Security is extremely important when developing for the Web.
And unfortunately, it's often overlooked when building frontend developer skillset.
This article gives a learning path and links to some great materials to build or refresh your Web security knowledge.
The Basics of Web Application Security by Martin Fowler
Great long-read giving an overview of risk areas in a Web application and guidance for how to mitigate them.
Perfect starting point or knowledge gap filler – you can dig deeper into each of the topics using the links provided and googling the threats mentioned.
OWASP Top Ten and Cheat Sheets
OWASP Top Ten threats are affecting all layers of Web apps, not only the frontend.
It's good to know and monitor the Top Ten, but the following cheat sheets are must-read and must-remember for a Frontend developer:
- HTML5 Security
- XSS Prevention
- DOM based XSS Prevention
- XSS Filter Evasion (reference for XSS mitigation testing)
- CSRF Prevention
- CSP
- Secure Headers Project
Kontra OWASP Top Ten Training
Interactive trainings for the common Web vulnerabilities based on real-world cases. The format is perfect for understanding how the attacks can be carried out against your app.
Note: There's a paywall appearing after passing a couple of trainings. You'll need to make a post on LinkedIn to get free access to the rest of the trainings.
Web Application Security Course – Mike North (FrontendMasters)💸
Practical guide using example NodeJS app to show common vulnerabilities and their fixes. You'll get most out of the practical part if you use NodeJS and render server-side. The tech stack of the example is a bit old, but the vulnerabilities shown are still relevant.
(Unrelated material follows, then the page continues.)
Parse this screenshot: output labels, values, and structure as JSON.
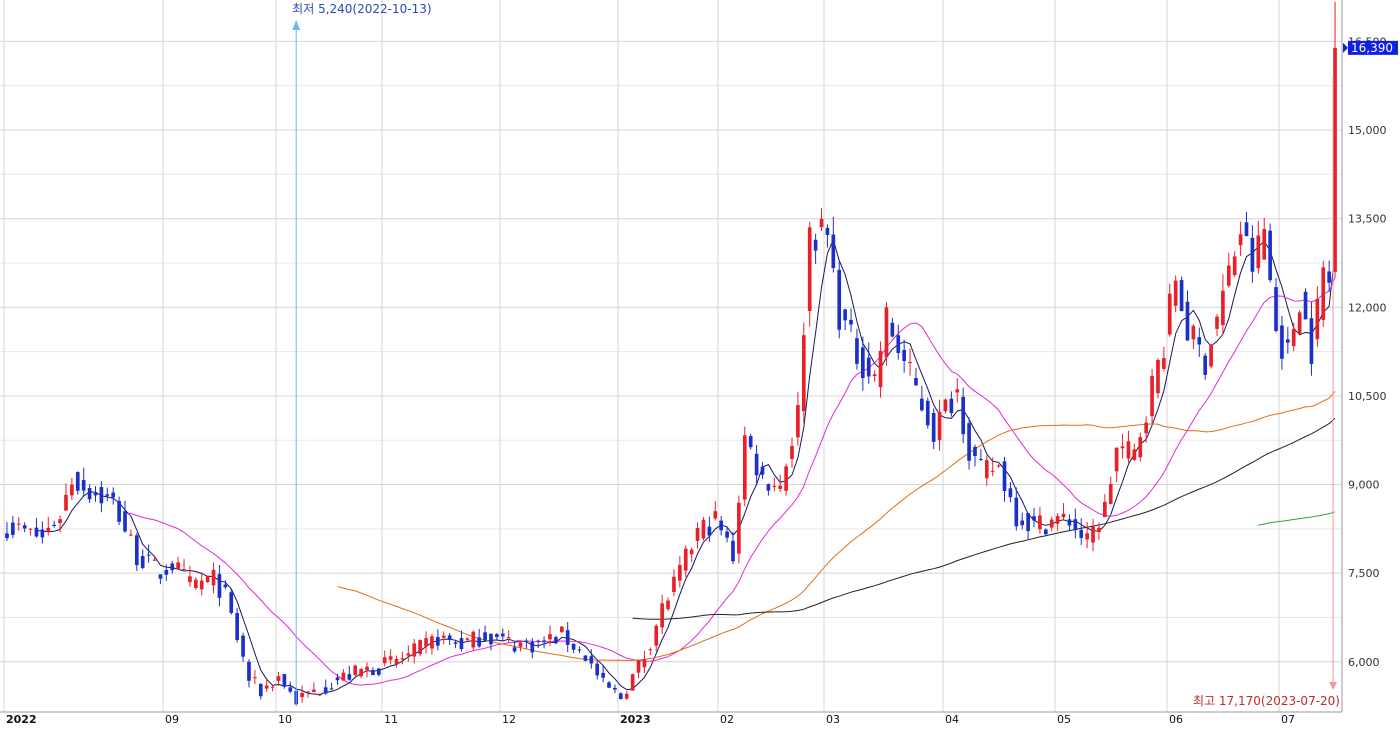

There's also his talk on Web Security available on YouTube, it touches the topics from the course, but without the practical part.
React Security Fundamentals
Project-based tutorial showing you how to build a secure Web application featuring Authorization and Role Based Access Control. Most useful if you're building a React app and NodeJS API and need some directions on how to organize it.
Conclusion
There's a lot of vulnerabilities and information on them on the Web and it's easy to get lost figuring out how to mitigate the risks in your application.
I hope this article makes it a bit easier to build the knowledge necessary to protect your users.
Suggestions for other materials are most welcome.